Et encore, cette estimation reste prudente : elle ne prend pas en compte d’autres bénéfices potentiels d’une diminution de la taille des classes, comme par exemple l’amélioration du bien-être au travail des enseignants, liée à des conditions d’enseignement plus favorables. C’est précisément ce type d’analyse que permet l’indice EDP : rendre visible la rentabilité sociale réelle des investissements éducatifs, au-delà de leur seul coût immédiat. Il offre également un cadre commun pour comparer différentes politiques entre elles – redoublement, tutorat, formation des enseignants, numérique éducatif, etc. – en mettant en regard leurs effets attendus sur le bien-être collectif et les ressources publiques qu’elles mobilisent. En cela, l’EDP constitue un outil d’aide à la décision publique particulièrement utile dans un contexte de choix budgétaires contraints, sans pour autant se substituer à la délibération démocratique sur les priorités éducatives de la nation.

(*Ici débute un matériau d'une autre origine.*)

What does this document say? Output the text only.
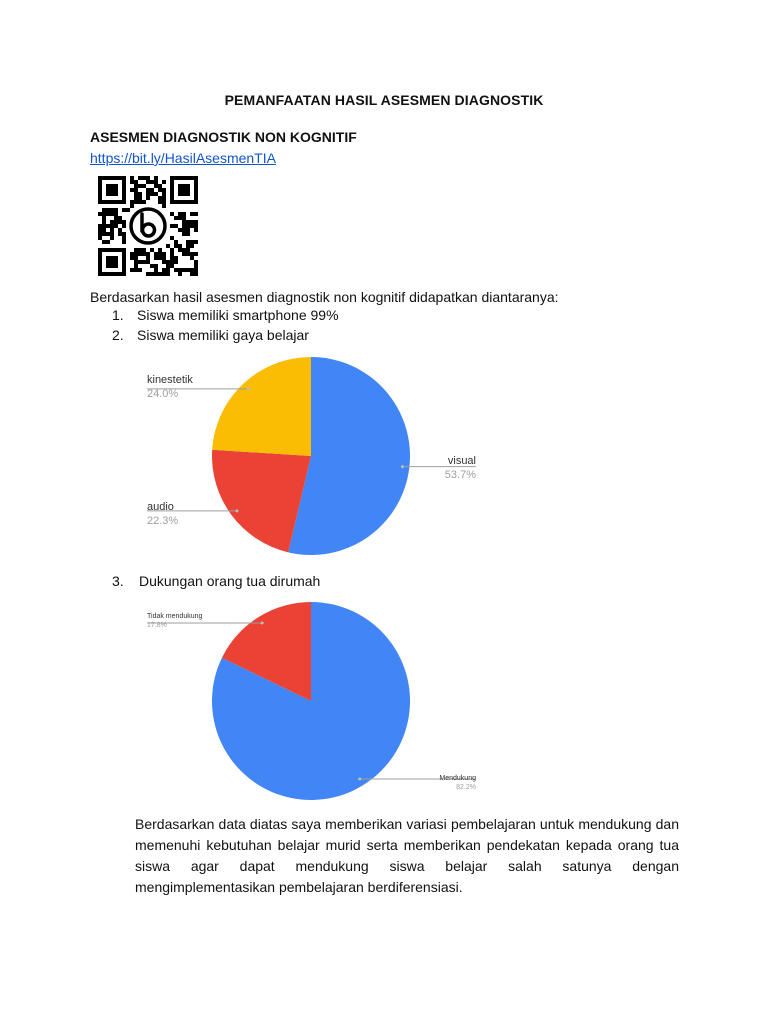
PEMANFAATAN HASIL ASESMEN DIAGNOSTIK
ASESMEN DIAGNOSTIK NON KOGNITIF
https://bit.ly/HasilAsesmenTIA
Berdasarkan hasil asesmen diagnostik non kognitif didapatkan diantaranya:
1. Siswa memiliki smartphone 99%
2. Siswa memiliki gaya belajar
visual
53.7%
audio
22.3%
kinestetik
24.0%
3. Dukungan orang tua dirumah
Mendukung
82.2%
Tidak mendukung
17.8%
Berdasarkan data diatas saya memberikan variasi pembelajaran untuk mendukung dan memenuhi kebutuhan belajar murid serta memberikan pendekatan kepada orang tua siswa agar dapat mendukung siswa belajar salah satunya dengan mengimplementasikan pembelajaran berdiferensiasi.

Peut-on évaluer les politiques publiques, leur qualité et efficacité ? quelles limites à cela ?
Oui, il est possible – et même indispensable – d’évaluer les politiques publiques, à condition de s’appuyer sur des méthodes rigoureuses permettant d’évaluer des effets causaux. Cela passe par des expérimentations contrôlées, dans lesquelles les bénéficiaires sont sélectionnés de manière aléatoire, ou par des « quasi-expériences » (ou « expériences naturelles »), qui exploitent des variations exogènes indépendantes des caractéristiques des individus. Pour mesurer les effets de la taille des classes, par exemple, on peut s’appuyer sur les seuils administratifs d’ouverture de classes : comparer des écoles situées juste au-dessus ou juste en dessous de ces seuils, à effectif quasiment égal, permet d’isoler l’effet d’une réduction du nombre d’élèves par classe sur les acquis scolaires.

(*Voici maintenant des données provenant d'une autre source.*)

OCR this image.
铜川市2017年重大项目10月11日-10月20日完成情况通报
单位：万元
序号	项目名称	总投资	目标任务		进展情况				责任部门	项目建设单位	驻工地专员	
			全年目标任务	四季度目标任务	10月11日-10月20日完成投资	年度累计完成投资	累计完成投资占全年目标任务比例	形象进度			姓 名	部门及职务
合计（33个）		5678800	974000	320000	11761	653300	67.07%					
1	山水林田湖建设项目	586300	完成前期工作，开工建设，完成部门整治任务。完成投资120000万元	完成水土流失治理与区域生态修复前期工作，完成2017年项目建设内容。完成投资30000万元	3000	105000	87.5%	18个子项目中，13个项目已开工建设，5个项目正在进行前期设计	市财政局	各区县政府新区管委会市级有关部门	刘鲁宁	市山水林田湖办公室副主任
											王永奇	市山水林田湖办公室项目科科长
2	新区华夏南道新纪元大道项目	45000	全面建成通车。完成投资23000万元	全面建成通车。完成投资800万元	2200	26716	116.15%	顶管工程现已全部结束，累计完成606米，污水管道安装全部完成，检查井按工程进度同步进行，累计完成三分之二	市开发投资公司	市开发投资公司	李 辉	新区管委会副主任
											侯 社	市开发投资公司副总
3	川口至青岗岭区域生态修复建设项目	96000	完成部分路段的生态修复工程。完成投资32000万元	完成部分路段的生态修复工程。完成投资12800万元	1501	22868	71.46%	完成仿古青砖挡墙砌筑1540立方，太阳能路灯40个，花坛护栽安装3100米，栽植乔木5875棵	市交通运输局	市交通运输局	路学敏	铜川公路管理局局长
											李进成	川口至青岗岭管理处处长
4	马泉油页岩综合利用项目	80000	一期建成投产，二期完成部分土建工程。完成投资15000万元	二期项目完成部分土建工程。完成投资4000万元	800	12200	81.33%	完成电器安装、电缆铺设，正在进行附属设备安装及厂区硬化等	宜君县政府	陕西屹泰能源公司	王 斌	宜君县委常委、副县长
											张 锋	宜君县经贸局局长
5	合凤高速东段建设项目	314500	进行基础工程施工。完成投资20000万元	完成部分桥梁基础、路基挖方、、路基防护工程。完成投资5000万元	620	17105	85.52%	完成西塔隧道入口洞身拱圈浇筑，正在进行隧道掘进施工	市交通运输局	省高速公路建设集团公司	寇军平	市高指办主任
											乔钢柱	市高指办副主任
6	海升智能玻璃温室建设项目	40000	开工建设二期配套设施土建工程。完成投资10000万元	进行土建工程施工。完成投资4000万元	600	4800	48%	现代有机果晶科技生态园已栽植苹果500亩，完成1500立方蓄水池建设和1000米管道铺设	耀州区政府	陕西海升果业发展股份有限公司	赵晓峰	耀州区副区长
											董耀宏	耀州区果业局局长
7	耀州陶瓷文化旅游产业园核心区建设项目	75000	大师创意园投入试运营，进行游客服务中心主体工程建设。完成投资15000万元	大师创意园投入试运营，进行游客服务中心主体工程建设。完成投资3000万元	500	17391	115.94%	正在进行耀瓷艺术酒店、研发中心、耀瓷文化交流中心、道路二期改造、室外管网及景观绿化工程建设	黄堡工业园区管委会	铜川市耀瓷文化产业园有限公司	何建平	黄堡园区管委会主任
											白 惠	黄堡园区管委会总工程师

Dans le domaine éducatif, les évaluations d’impact se sont multipliées au cours des dernières années, y compris en France, grâce notamment à l’amélioration des méthodes et à un accès élargi à des données de plus en plus riches. Celles-ci permettent de mesurer les effets de différents types d’interventions éducatives, non seulement sur les acquis scolaires des élèves, mais aussi sur d’autres dimensions du bien-être individuel et collectif, telles que les compétences socio-émotionnelles, l’insertion professionnelle, la santé, ou encore la participation civique.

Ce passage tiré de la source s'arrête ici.